Первая рецензия на «Чингиз-хана» появилась в журнале «Октябрь» (1939, № 7). 3. С. Кедрина писала: «…В эпоху новых захватнических войн вполне законно возникает интерес к деяниям знаменитых завоевателен прошлого… Ставшая столь одиозной на Западе фигура Чингиз-хана в советской художественной литературе впервые получила освещение на страницах повести В. Яна… в строгом соответствии с исторической правдой…»

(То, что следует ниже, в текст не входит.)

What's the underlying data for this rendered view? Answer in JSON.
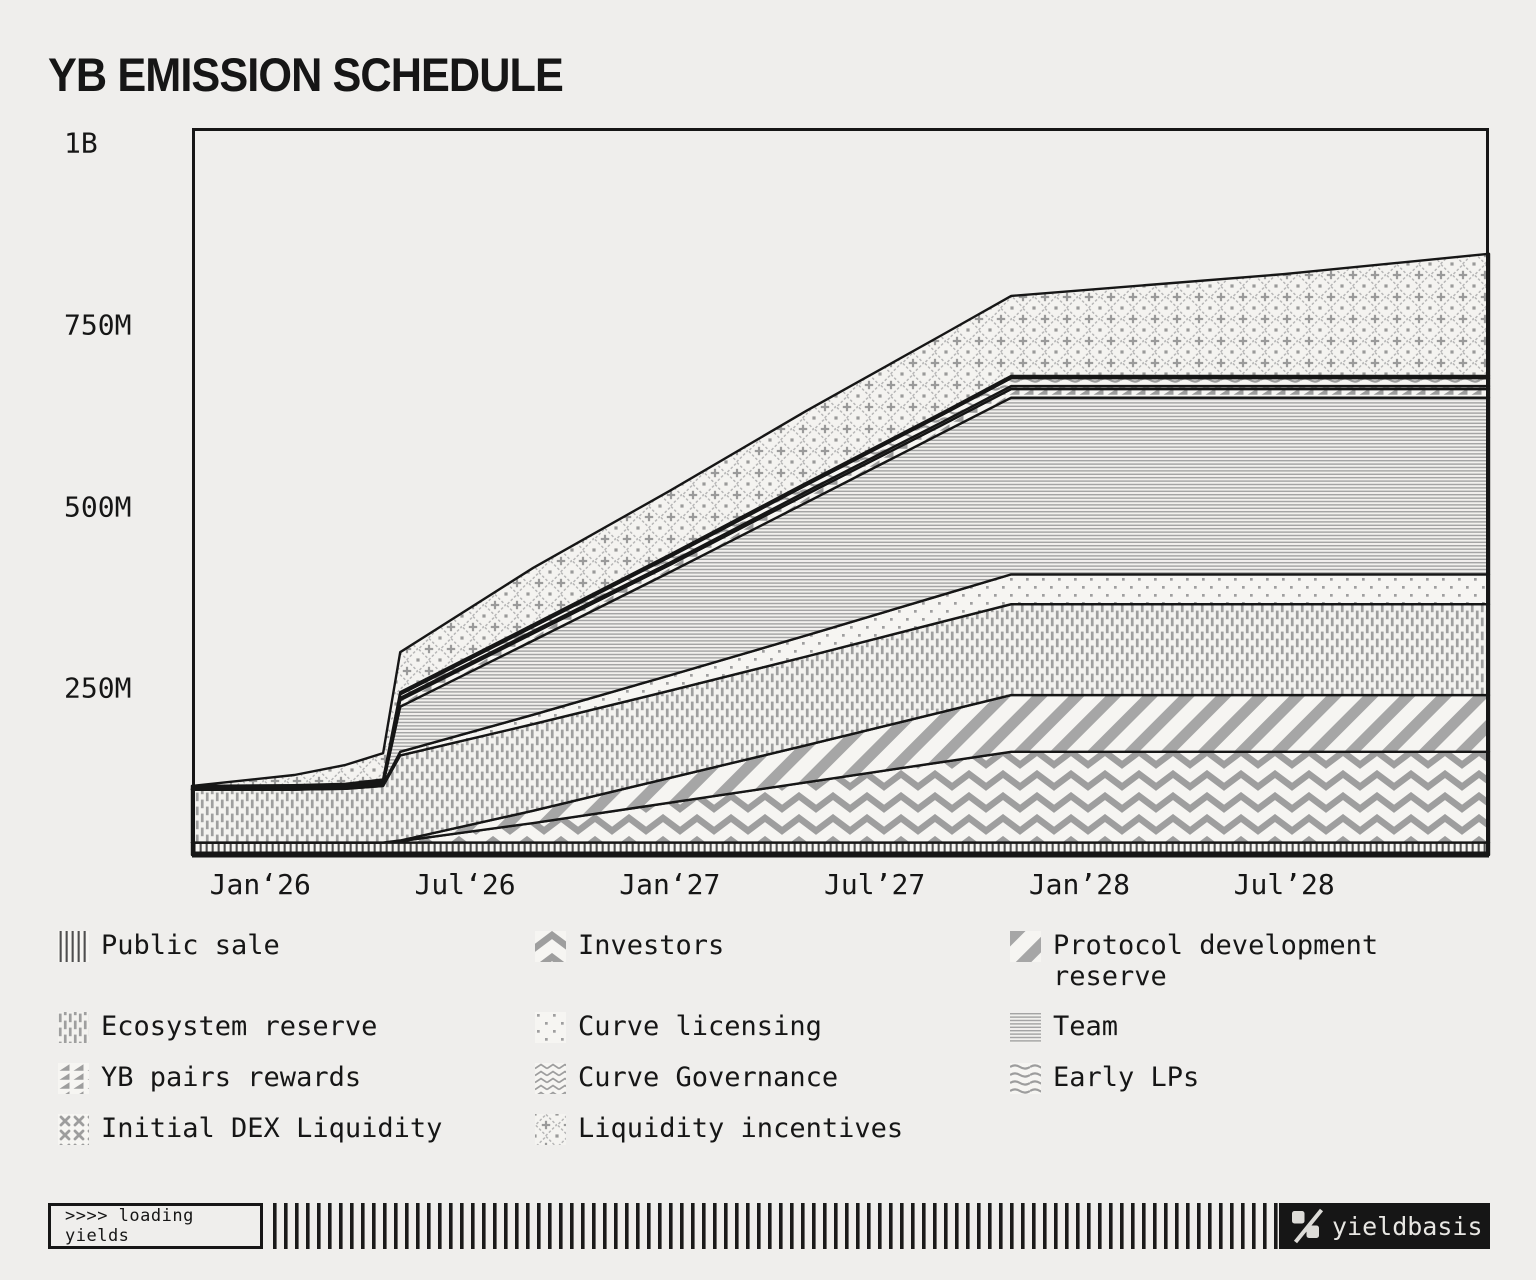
{
  "title": "YB EMISSION SCHEDULE",
  "chart_data": {
    "type": "area",
    "stacked": true,
    "title": "YB EMISSION SCHEDULE",
    "x_unit": "months since Nov 2025",
    "x_max": 38,
    "x": [
      0,
      3,
      4.5,
      5.6,
      6.1,
      10,
      14,
      18,
      22,
      24,
      28,
      32,
      38
    ],
    "x_ticks": [
      {
        "label": "Jan‘26",
        "t": 2
      },
      {
        "label": "Jul‘26",
        "t": 8
      },
      {
        "label": "Jan‘27",
        "t": 14
      },
      {
        "label": "Jul’27",
        "t": 20
      },
      {
        "label": "Jan’28",
        "t": 26
      },
      {
        "label": "Jul’28",
        "t": 32
      }
    ],
    "y_unit": "millions of YB tokens",
    "ylim": [
      0,
      1000
    ],
    "y_ticks": [
      {
        "label": "1B",
        "value": 1000
      },
      {
        "label": "750M",
        "value": 750
      },
      {
        "label": "500M",
        "value": 500
      },
      {
        "label": "250M",
        "value": 250
      }
    ],
    "grid": false,
    "legend_position": "bottom",
    "series": [
      {
        "name": "Public sale",
        "pattern": "vertical-lines",
        "values": [
          17,
          17,
          17,
          17,
          17,
          17,
          17,
          17,
          17,
          17,
          17,
          17,
          17
        ]
      },
      {
        "name": "Investors",
        "pattern": "chevron-bold",
        "values": [
          0,
          0,
          0,
          0,
          2,
          27,
          55,
          83,
          111,
          125,
          125,
          125,
          125
        ]
      },
      {
        "name": "Protocol development reserve",
        "pattern": "diagonal-stripes",
        "values": [
          0,
          0,
          0,
          0,
          1,
          17,
          34,
          51,
          69,
          78,
          78,
          78,
          78
        ]
      },
      {
        "name": "Ecosystem reserve",
        "pattern": "weave",
        "values": [
          73,
          73,
          74,
          78,
          117,
          119,
          120,
          122,
          124,
          125,
          125,
          125,
          125
        ]
      },
      {
        "name": "Curve licensing",
        "pattern": "dots",
        "values": [
          0,
          0,
          1,
          2,
          5,
          13,
          21,
          29,
          37,
          41,
          41,
          41,
          41
        ]
      },
      {
        "name": "Team",
        "pattern": "horizontal-lines",
        "values": [
          0,
          0,
          0,
          0,
          62,
          102,
          142,
          183,
          223,
          243,
          243,
          243,
          243
        ]
      },
      {
        "name": "YB pairs rewards",
        "pattern": "triangles",
        "values": [
          0,
          0,
          0,
          0,
          9,
          10,
          10,
          11,
          11,
          12,
          12,
          12,
          12
        ]
      },
      {
        "name": "Curve Governance",
        "pattern": "chevron-fine",
        "values": [
          1,
          1,
          1,
          1,
          3,
          3,
          3,
          4,
          4,
          4,
          4,
          4,
          4
        ]
      },
      {
        "name": "Early LPs",
        "pattern": "waves",
        "values": [
          1,
          2,
          2,
          3,
          5,
          6,
          8,
          9,
          10,
          11,
          11,
          11,
          11
        ]
      },
      {
        "name": "Initial DEX Liquidity",
        "pattern": "x-knot",
        "values": [
          3,
          3,
          3,
          3,
          3,
          3,
          3,
          3,
          3,
          3,
          3,
          3,
          3
        ]
      },
      {
        "name": "Liquidity incentives",
        "pattern": "ornate-diamonds",
        "values": [
          0,
          14,
          26,
          36,
          55,
          78,
          88,
          99,
          107,
          110,
          125,
          140,
          168
        ]
      }
    ]
  },
  "legend": {
    "items": [
      {
        "label": "Public sale",
        "pattern": "vertical-lines"
      },
      {
        "label": "Investors",
        "pattern": "chevron-bold"
      },
      {
        "label": "Protocol development reserve",
        "pattern": "diagonal-stripes"
      },
      {
        "label": "Ecosystem reserve",
        "pattern": "weave"
      },
      {
        "label": "Curve licensing",
        "pattern": "dots"
      },
      {
        "label": "Team",
        "pattern": "horizontal-lines"
      },
      {
        "label": "YB pairs rewards",
        "pattern": "triangles"
      },
      {
        "label": "Curve Governance",
        "pattern": "chevron-fine"
      },
      {
        "label": "Early LPs",
        "pattern": "waves"
      },
      {
        "label": "Initial DEX Liquidity",
        "pattern": "x-knot"
      },
      {
        "label": "Liquidity incentives",
        "pattern": "ornate-diamonds"
      }
    ]
  },
  "footer": {
    "loading_text": ">>>> loading yields",
    "brand": "yieldbasis"
  },
  "colors": {
    "background": "#efeeec",
    "ink": "#161616",
    "pattern_gray": "#9d9d9d",
    "band_background": "#f6f5f2"
  }
}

Академик Е. В. Тарле в статье «Исторические книги для детей» (газета «Известия», 1940, № 300) высоко оценил «Чингиз-хана», рекомендовал его юным читателям. Иначе встретили книгу некоторые коллеги автора, писатели-историки: «…В романе «Чингиз-хан»… мастерство чередуется с небрежностью и беспомощностью, а превосходное и тонкое понимание истории — с безвкусным упрощением ее и даже с грубыми историческими ляпсусами…» — писал С. Хмельницкий (журнал «Литературный современник», 1939, № 10–11). «…Автор книги о Чингиз-хане В. Ян знает материал хорошо, он разработал его с тщательностью пожалуй, редкой для историка-беллетриста… Однако… в результате получился «завлекательный» роман. Как художественное произведение повесть В. Яна не удовлетворит читателя…» — сообщал Г. Шторм («Исторический журнал», 1940, № 4–5).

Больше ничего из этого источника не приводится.